The guideline does not suggest the use of opioids for the management of acute pain from non–low back, musculoskeletal injuries. A combination of acetaminophen and opioids improved more than one efficacy outcome (i.e., pain relief at less than two hours after treatment and one to seven days after treatment), but other opioids evaluated in the studies did not fare as well. Furthermore, the risk of adverse effects with opioids was high, and the committee was concerned about the risk of prolonged use after initiation for acute injury. These potential harms were considered to outweigh the benefits of opioids, resulting in a conditional recommendation based on a low certainty of evidence.
Limited but Beneficial Advice
The guideline was developed using the best evidence available; however, much of the available evidence is derived from indirect comparisons because of the limited number of studies examining different treatments' comparative effectiveness. The limitations in grouping all non–low back, musculoskeletal injuries reduce the ability to determine the relative effectiveness of management options for specific injuries. The guideline also acknowledges that patient-specific factors, such as the severity of the injury, should be considered for management strategies.
The AAFP will call for more research on nonopioid and nonpharmacologic therapies for pain. Although many family physicians may find these recommendations unsurprising or consistent with common practice, the guideline provides support for the use of nonopioid therapies given their effectiveness at reducing pain and improving symptoms without the short- and long-term complications associated with the use of opioids.

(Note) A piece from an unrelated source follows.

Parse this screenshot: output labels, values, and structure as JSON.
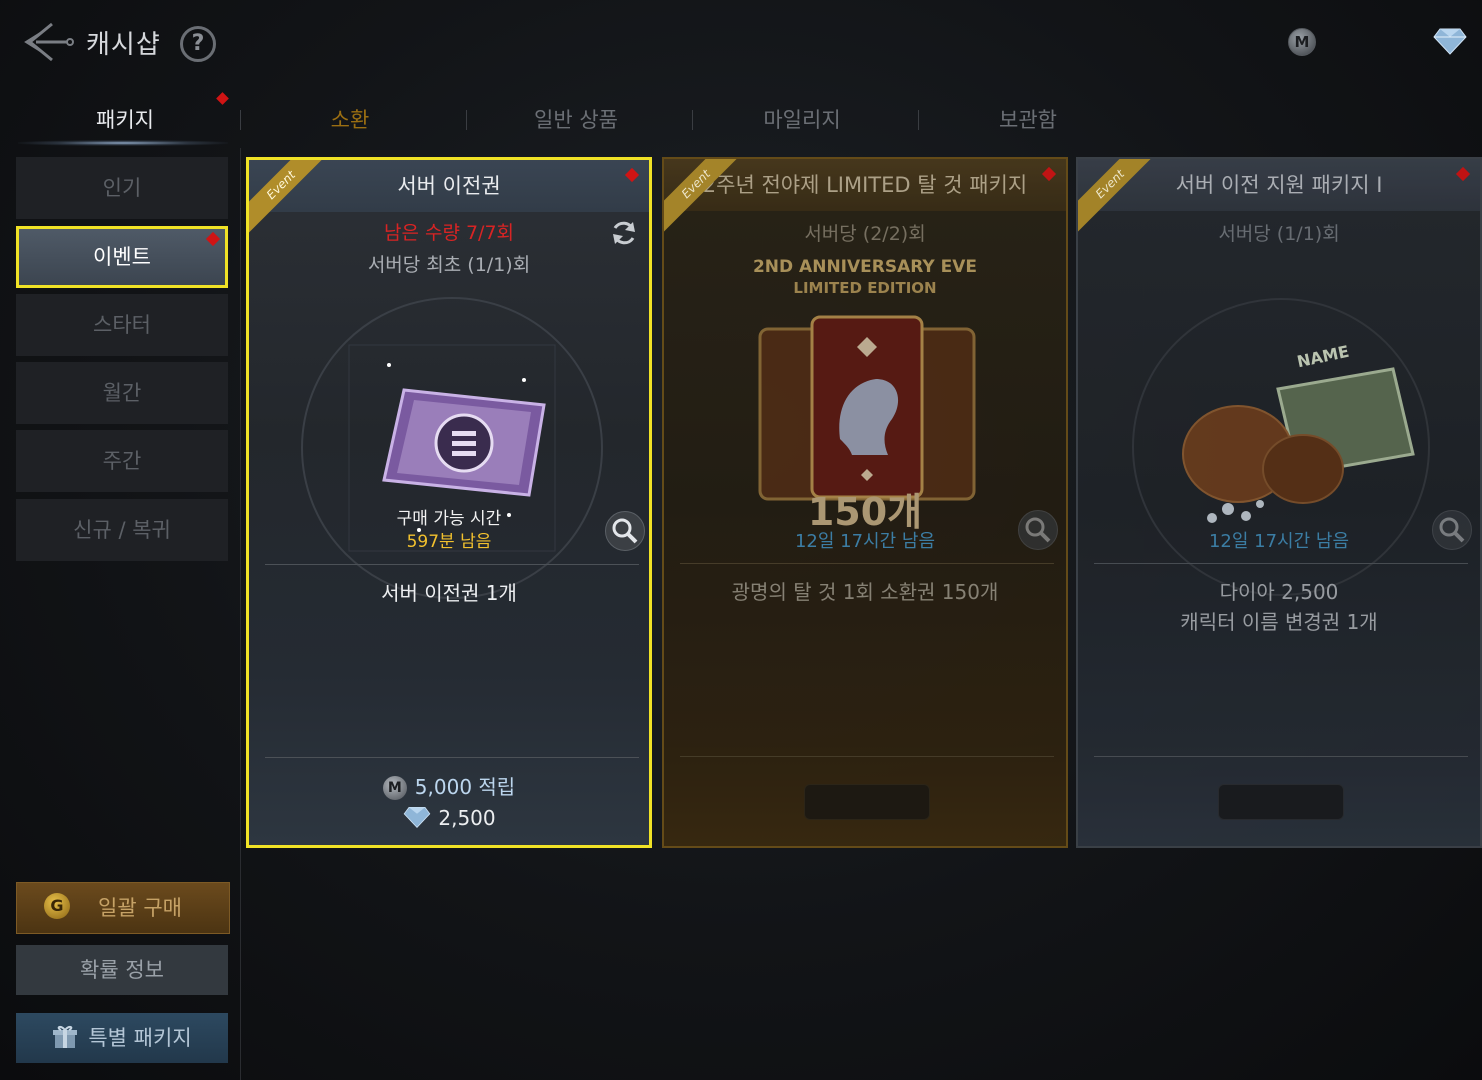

The guideline does not provide a one-size-fits-all approach to management of acute musculoskeletal pain; however, the GRADE framework provides a transparent discussion to help family physicians in shared decision-making with patients in the context of patient values and preferences and health equity. Disparities in pain management are well known.6–8 Equitable coverage and affordability of first-line treatments (acetaminophen and oral and topical NSAIDs), which are available over the counter,9 are essential to reduce such disparities. Guidelines can influence health care spending by government agencies and insurers, and greater attention will be needed to ensure that evidence-based strategies for the management of acute non–low back, musculoskeletal injuries are equitable across populations.
Editor's Note: Dr. Lin is deputy editor of AFP. Drs. O'Gurek and Lin were voting members on this guideline committee.